Overblog Suivre ce blog
Editer l'article Administration Créer mon blog
Chroniques au Val

Chroniques au Val

Ligericus sum, nil Ligeris a me alienum puto.

La fin des grandes vacances ...

Ils assassinent Ferry !




Nous avions beau nous y attendre, deviner le noir dessein de ce gouvernement félon, voir au fil des décisions se détricoter ce bel édifice qui faisait jadis notre fierté, nous n'avons que nos yeux pour pleurer et nos poings pour contenir la rage qui nous étreint. Le grand service national de l'Éducation Nationale est en sursis, sa lente agonie débutera en juin 2012.

Les grandes vacances, ce rendez-vous unique, cette longue plage de liberté pour tous les enfants de France seront du passé. Nicolas Sarkozy sera le fossoyeur de cette noble institution. L'homme sans culture, le président qui martyrise notre langue, le people fat vient sans doute de régler son compte à l'intelligence de ce pays.

À l'initiative de Luc Chatel, le petit valet de son maître, une réflexion sur les rythmes scolaires a été entreprise pour, belle hypocrisie, replacer l'enfant au cœur du système. Ce sont les marchands de vacances, les professionnels du tourisme qui vont sortir grands vainqueurs de cette farce scélérate..

Trois secteurs pour élargir l'amplitude des départs en vacances : du 15 juin au 15 septembre, nos agences de voyages et autres loueurs pourront appliquer les tarifs « pleine saison » sur une période élargie. La belle affaire que voilà, l'argent, toujours l'argent comme unique. On devine les petits arrangements derrière ce coup de poignard dans le dos de l'égalité territoriale.

Les enfants sont une fois encore les grands oubliés de l'histoire. Qu'importe puisqu'ils ne votent pas. Imaginez d'abord qu'ils perdent quinze jours de congés ce qui peut être acceptable avec un autre découpage de l'année et de la journée, mais ceci se fait avec des risques énormes de complication pour les familles.
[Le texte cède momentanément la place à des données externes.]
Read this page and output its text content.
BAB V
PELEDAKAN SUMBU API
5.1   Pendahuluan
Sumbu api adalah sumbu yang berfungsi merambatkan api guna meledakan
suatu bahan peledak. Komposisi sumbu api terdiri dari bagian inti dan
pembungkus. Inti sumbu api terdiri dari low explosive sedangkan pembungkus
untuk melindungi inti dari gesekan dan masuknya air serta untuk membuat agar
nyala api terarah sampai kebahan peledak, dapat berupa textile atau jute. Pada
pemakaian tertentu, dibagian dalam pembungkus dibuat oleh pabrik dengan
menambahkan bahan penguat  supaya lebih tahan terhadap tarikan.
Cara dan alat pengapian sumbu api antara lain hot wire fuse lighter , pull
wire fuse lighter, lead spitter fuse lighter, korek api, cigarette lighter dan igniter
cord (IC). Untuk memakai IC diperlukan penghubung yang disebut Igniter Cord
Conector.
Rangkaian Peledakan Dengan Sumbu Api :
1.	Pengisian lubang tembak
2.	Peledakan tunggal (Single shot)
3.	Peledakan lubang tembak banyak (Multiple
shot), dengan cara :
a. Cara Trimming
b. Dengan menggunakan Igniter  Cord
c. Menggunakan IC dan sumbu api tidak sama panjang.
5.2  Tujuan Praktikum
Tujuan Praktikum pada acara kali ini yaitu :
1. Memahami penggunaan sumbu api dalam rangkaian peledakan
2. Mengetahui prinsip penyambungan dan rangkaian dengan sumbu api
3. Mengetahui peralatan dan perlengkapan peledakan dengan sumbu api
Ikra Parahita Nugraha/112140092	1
Qu'en sera-t-il pour les familles recomposées ? Que deviendront les examens ? Comment se passeront les déménagements ? Que deviendront les ouvriers qui ne peuvent choisir leurs congés ? Les questions sont multiples et l'on devine le mépris pour les petites gens, pour les enfants d'origines modestes qui resteront encore plus dans leurs cités.

C'est la casse du service public de l'éducation qui est en marche. C'est aussi l'abandon du baccalauréat, le coup de grâce en fait pour cette énorme machinerie trop chère, trop complexe, trop encombrante. C'est le moins disant scolaire qui est en marche pour une frange de la population qui n'a pas les moyens de choisir son école.

Les problèmes techniques sont eux aussi incommensurables. Comment garder des enfants dans des locaux inadaptés en plein été ? Déjà qu'en juin, les classes se font fournaise ! Comment se dérouleront les mutations des enseignants entre secteurs ? À moins que ce soit la fin du service unifié. Que deviendront les enfants qui déménageront en cours d'année et qui perdront un mois et demi de cours avant un examen ?

On devine une envie d'abattre le mammouth, de tuer la profession enseignante, trop turbulente, trop politisée, trop pas assez docile si je puis me permettre une tournure digne de notre chef. On mesure le mépris des classes laborieuses, la négation des principes d'égalité. On apprécie la soumission de notre gouvernement aux puissances de l'argent dans le mépris des usagers.

Cela est à vomir et va passer aux votes fin juin quand plus personne ne se souciera de contrôler les décisions du parlement. Les députés UMP ne se rebelleront pas, il y a moins de risque à tuer l'école qu'à toucher aux radars. La mort de l'école républicaine votée à la sauvette, en catimini, voilà ce que feront nos immenses démocrates qui soutiennent ce gouvernement.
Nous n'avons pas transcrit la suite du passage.